French Romantic music in La Serenissima?
Having supported the French Baroque conductor, Hervé Niquet, in his revival of Baroque musical masterpieces and their recreation on period instruments, she turned to him for direction. “Hervé advised that we do the same thing for French Romantic music that we’d done for Baroque,” said Dr. Bru. “I was daunted by such a broad scope of interest, but that’s what we did.” Now, the palace is a laboratory of art and trial, and where other movements to fund the arts through crowdsourcing pop up only to wane in defeat, raising significantly smaller and less effective budgets, Palazzetto Bru Zane is a musician’s paradise.
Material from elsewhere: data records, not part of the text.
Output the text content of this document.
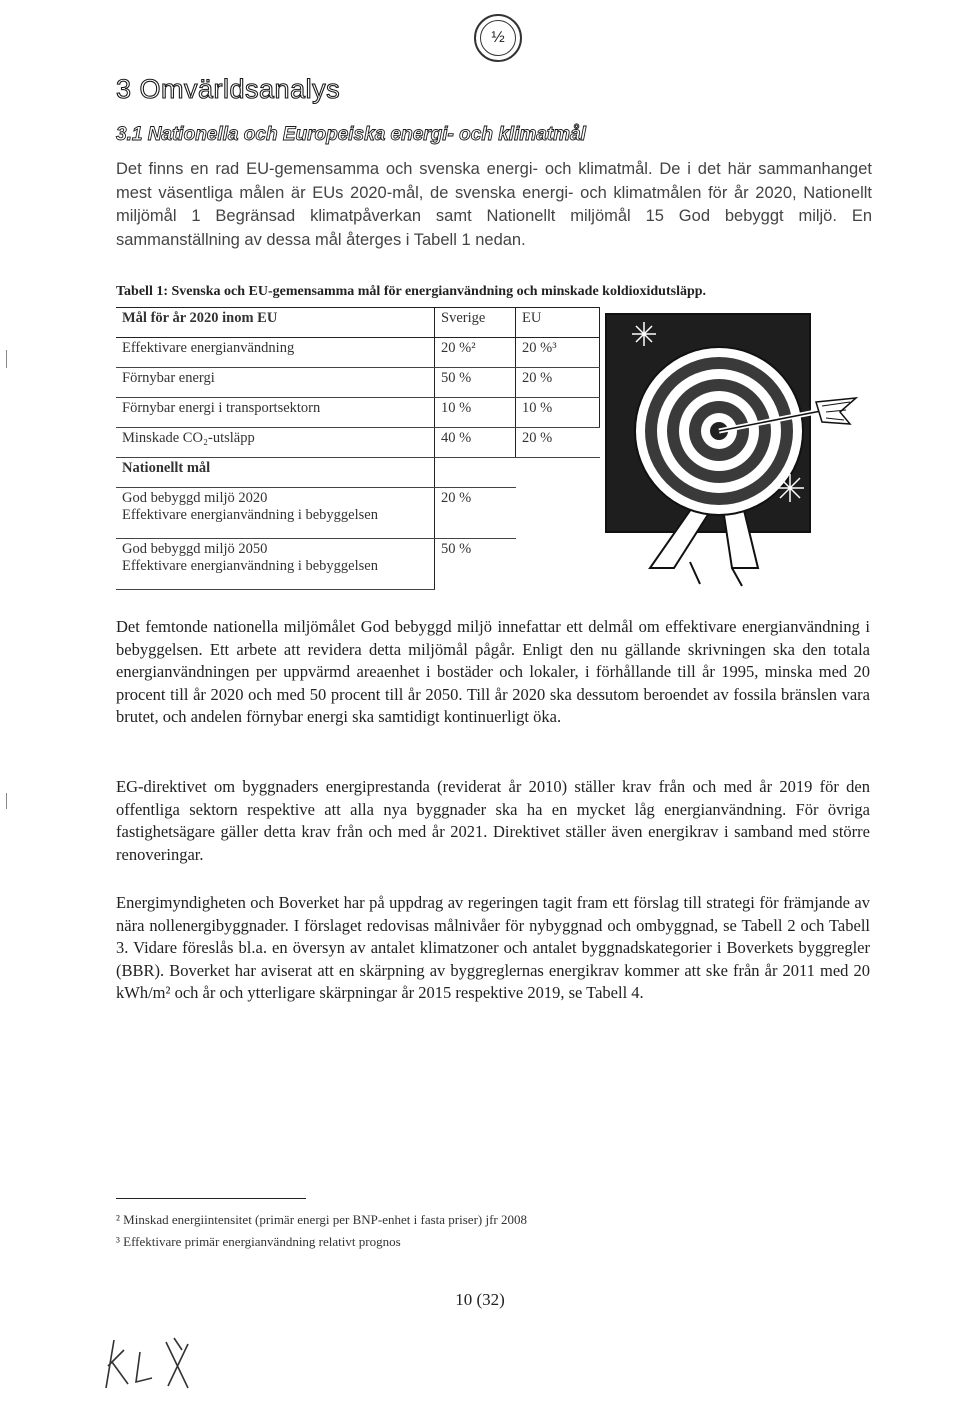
½
3 Omvärldsanalys
3.1 Nationella och Europeiska energi- och klimatmål

Det finns en rad EU-gemensamma och svenska energi- och klimatmål. De i det här sammanhanget mest väsentliga målen är EUs 2020-mål, de svenska energi- och klimatmålen för år 2020, Nationellt miljömål 1 Begränsad klimatpåverkan samt Nationellt miljömål 15 God bebyggt miljö. En sammanställning av dessa mål återges i Tabell 1 nedan.

Tabell 1: Svenska och EU-gemensamma mål för energianvändning och minskade koldioxidutsläpp.

Mål för år 2020 inom EU	Sverige	EU
Effektivare energianvändning	20 %²	20 %³
Förnybar energi	50 %	20 %
Förnybar energi i transportsektorn	10 %	10 %
Minskade CO₂-utsläpp	40 %	20 %
Nationellt mål		

God bebyggd miljö 2020
Effektivare energianvändning i bebyggelsen	20 %	

God bebyggd miljö 2050
Effektivare energianvändning i bebyggelsen	50 %	

Det femtonde nationella miljömålet God bebyggd miljö innefattar ett delmål om effektivare energianvändning i bebyggelsen. Ett arbete att revidera detta miljömål pågår. Enligt den nu gällande skrivningen ska den totala energianvändningen per uppvärmd areaenhet i bostäder och lokaler, i förhållande till år 1995, minska med 20 procent till år 2020 och med 50 procent till år 2050. Till år 2020 ska dessutom beroendet av fossila bränslen vara brutet, och andelen förnybar energi ska samtidigt kontinuerligt öka.

EG-direktivet om byggnaders energiprestanda (reviderat år 2010) ställer krav från och med år 2019 för den offentliga sektorn respektive att alla nya byggnader ska ha en mycket låg energianvändning. För övriga fastighetsägare gäller detta krav från och med år 2021. Direktivet ställer även energikrav i samband med större renoveringar.

Energimyndigheten och Boverket har på uppdrag av regeringen tagit fram ett förslag till strategi för främjande av nära nollenergibyggnader. I förslaget redovisas målnivåer för nybyggnad och ombyggnad, se Tabell 2 och Tabell 3. Vidare föreslås bl.a. en översyn av antalet klimatzoner och antalet byggnadskategorier i Boverkets byggregler (BBR). Boverket har aviserat att en skärpning av byggreglernas energikrav kommer att ske från år 2011 med 20 kWh/m² och år och ytterligare skärpningar år 2015 respektive 2019, se Tabell 4.

² Minskad energiintensitet (primär energi per BNP-enhet i fasta priser) jfr 2008

³ Effektivare primär energianvändning relativt prognos

10 (32)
A comfortable budget is set annually that allows for a series of projects to be realized and music disseminated internationally. In-house recordings, books with audio CDs, and a concert series that takes the music beyond Venice and into some of the most opulent venues worldwide are some of the activities carried out by a staff of 15 persons (including music specialists) at Palazetto Bru Zane, which constitutes a substantial part of Foundation Bru activities.
Return on a heavy investment
Her reward? “Discovering wonderful works that I did not previously know. My field of musical knowledge has grown considerably, and that is the greatest return on this investment. It’s very costly to undertake a project like this, and the risk that the public will dislike it is always very present. After seven years, I can tell you that this project has been successful, and that an obscure musical repertoire is being experienced by a great number of people.”
We asked Ms. Bru if after seven years and against all odds, she feels funding culture is still worth it. “Not only is it worth it, it is imperative!” she said. “There is a disinvestment on the part of the State with regard to art and we need individual Maecenas to get even more involved. The need is growing and we must make up for what the State has stopped giving. We need people who are committed to the arts. Culture will diminish, and humanity with it. A distressing example of this is what is happening in the Middle East: destroying ancient art with sledgehammers. That is Barbaria. Man in his accomplishment must be an artistic creature.”